To me it looks like it should work. Do you see anything wrong with the annotation file? Not sure where to go from here.

Here are the classes for reference.

UNK_CLASS = ["unknown"]

VOC_COCO_CLASS_NAMES = {}

T1_CLASS_NAMES = [
    'Urchin', 'Fish', 'Sea star', 'Anemone', 'Sea cucumber', 
    'Sea pen', 'Sea fan', 'Worm', 'Crab', 'Gastropod'
]

T2_CLASS_NAMES = [
    'Shrimp', 'Soft coral'
]

T3_CLASS_NAMES = [
    'Glass sponge', 'Feather star'
]

T4_CLASS_NAMES = [
    'Eel', 'Squat lobster', 'Barnacle', 'Stony coral', 'Black coral', 'Sea spider'
]

VOC_COCO_CLASS_NAMES["fathomnet"] = tuple(itertools.chain(T1_CLASS_NAMES, T2_CLASS_NAMES, T3_CLASS_NAMES, T4_CLASS_NAMES, UNK_CLASS))
orrzohar commented 1 year ago

Hi @sf-pear,

I believe I see the issue! This is happening only on this image because it only has task1 objects -- and we are really lucky it did!

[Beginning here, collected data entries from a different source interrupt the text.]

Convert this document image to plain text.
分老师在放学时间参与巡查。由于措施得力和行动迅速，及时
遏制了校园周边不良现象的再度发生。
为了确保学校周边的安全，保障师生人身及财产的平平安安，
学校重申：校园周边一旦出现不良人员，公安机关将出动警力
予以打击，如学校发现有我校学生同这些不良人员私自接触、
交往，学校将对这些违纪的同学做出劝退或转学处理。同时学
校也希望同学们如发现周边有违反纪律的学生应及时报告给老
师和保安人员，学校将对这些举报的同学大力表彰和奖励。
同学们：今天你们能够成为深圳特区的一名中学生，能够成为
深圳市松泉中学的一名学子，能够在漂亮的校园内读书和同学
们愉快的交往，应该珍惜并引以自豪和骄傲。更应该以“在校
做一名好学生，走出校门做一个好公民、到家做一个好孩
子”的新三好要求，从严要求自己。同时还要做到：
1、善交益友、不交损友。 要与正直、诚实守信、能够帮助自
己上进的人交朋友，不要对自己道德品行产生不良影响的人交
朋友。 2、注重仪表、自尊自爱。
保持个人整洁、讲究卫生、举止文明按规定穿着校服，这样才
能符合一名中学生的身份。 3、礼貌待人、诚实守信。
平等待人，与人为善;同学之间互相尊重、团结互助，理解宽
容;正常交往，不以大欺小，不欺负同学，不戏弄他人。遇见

You cannot have "train" in the name of the "ft" file.

This comes from how the dataloader parses the different files:

https://github.com/orrzohar/PROB/blob/10b6518f90495e07b7baf0d1bfa353f0e583eb8e/datasets/torchvision_datasets/open_world.py#L285-L290

As you can see, if you have "train" in the name of "image_set", you will go down the logic of a training (and not fine-tuning) dataset -- and remove both previously known and unknown objects. But in fine-tuning, you should have access to ALL the objects. As you only have T1 objects here, they were all removed, which is why you got the error.

To fix this, you could either edit the code above to be something more robust, or just change the file to match the style I had (e.g., t2_ft or anything that does not have "train" or "test" in the file name).

Best, Orr

sf-pear commented 1 year ago

Brilliant! Just changed the filename and it is running. Thank you so much!